Frequently asked questions

What is a hexbin map?+

A hexbin map (hexagonal binning map) overlays a regular grid of hexagons onto a geographic area, counts or aggregates the data points falling within each hexagon, and then colors each cell according to its aggregated value. It transforms a cloud of individual points into a uniform, readable density surface.

When should you use a hexbin map?+

Use a hexbin map when you have thousands or millions of point-level observations that overlap when plotted directly. It also works well when you want to show spatial density without arbitrary political boundaries, and when your data is not tied to predefined regions (unlike choropleth data).

When should you avoid a hexbin map?+

Avoid a hexbin map when your data is already tied to administrative boundaries — use a choropleth instead. It is also a poor fit when you have very few data points that don’t need aggregation, or when exact point locations matter more than density patterns.

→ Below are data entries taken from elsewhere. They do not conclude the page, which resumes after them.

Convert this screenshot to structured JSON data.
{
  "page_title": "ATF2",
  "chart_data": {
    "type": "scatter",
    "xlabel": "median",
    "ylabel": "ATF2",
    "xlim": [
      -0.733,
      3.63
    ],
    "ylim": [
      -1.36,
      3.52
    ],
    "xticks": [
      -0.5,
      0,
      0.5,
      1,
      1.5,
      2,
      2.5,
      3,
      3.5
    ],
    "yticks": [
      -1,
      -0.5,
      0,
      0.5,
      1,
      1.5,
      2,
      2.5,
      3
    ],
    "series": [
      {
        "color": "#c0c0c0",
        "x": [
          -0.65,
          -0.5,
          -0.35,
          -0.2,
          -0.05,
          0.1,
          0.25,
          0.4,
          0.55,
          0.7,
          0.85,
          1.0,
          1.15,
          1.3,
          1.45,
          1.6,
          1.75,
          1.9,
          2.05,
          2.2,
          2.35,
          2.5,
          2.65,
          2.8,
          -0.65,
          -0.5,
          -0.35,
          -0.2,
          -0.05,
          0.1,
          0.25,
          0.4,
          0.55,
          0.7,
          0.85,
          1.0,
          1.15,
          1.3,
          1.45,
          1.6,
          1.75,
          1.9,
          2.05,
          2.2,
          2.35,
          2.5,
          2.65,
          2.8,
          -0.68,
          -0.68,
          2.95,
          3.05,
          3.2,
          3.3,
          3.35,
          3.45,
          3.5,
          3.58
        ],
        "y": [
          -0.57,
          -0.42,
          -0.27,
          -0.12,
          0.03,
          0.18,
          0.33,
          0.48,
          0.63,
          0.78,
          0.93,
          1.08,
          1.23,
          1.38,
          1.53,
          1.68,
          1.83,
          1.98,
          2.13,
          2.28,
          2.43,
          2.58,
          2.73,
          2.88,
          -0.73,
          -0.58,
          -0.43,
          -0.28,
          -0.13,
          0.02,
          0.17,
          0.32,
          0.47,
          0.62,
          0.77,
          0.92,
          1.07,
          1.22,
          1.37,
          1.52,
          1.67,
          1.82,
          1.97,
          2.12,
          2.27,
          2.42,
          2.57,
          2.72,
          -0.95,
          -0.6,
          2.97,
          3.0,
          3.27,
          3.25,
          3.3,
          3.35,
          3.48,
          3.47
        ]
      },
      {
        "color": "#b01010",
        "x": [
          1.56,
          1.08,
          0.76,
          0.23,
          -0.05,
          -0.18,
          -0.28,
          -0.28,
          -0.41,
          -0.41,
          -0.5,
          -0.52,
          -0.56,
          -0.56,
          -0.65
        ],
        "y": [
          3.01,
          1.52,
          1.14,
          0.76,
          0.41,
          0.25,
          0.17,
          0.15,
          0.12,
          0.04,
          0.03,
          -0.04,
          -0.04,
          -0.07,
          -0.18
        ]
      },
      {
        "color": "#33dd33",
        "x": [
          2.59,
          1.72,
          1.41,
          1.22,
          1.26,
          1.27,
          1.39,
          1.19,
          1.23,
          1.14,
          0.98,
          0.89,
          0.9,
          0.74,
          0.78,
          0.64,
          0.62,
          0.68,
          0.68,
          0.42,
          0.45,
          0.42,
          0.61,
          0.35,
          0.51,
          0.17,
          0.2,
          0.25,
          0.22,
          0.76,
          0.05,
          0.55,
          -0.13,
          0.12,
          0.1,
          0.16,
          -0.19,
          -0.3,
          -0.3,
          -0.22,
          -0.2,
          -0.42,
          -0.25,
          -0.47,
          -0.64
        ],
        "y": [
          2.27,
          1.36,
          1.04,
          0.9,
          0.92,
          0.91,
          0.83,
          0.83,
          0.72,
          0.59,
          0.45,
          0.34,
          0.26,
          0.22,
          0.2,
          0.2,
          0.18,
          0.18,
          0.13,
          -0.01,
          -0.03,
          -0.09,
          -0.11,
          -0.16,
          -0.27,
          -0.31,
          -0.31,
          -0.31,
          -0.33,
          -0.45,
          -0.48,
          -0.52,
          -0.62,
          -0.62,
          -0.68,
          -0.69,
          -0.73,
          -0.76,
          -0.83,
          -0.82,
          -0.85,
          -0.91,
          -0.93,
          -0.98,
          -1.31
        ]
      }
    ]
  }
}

Is a hexbin map suitable for dashboards?+

Yes — a hexbin map can work well in dashboards as long as the panel is large enough for readers to perceive the encoded values, has a clear title, and includes the legend or axis labels needed to interpret it.

What category of chart is a hexbin map?+

Hexbin Map belongs to the Geospatial family of charts. Charts in that family are designed to answer the same kind of question, so they often work as alternatives when one doesn't quite fit your data.

How do you read a hexbin map?+

Start with the axis labels and legend, then look at the overall shape before zooming into individual marks. Compare prominent features against the rest of the data, and verify any conclusion against the underlying numbers when precision matters.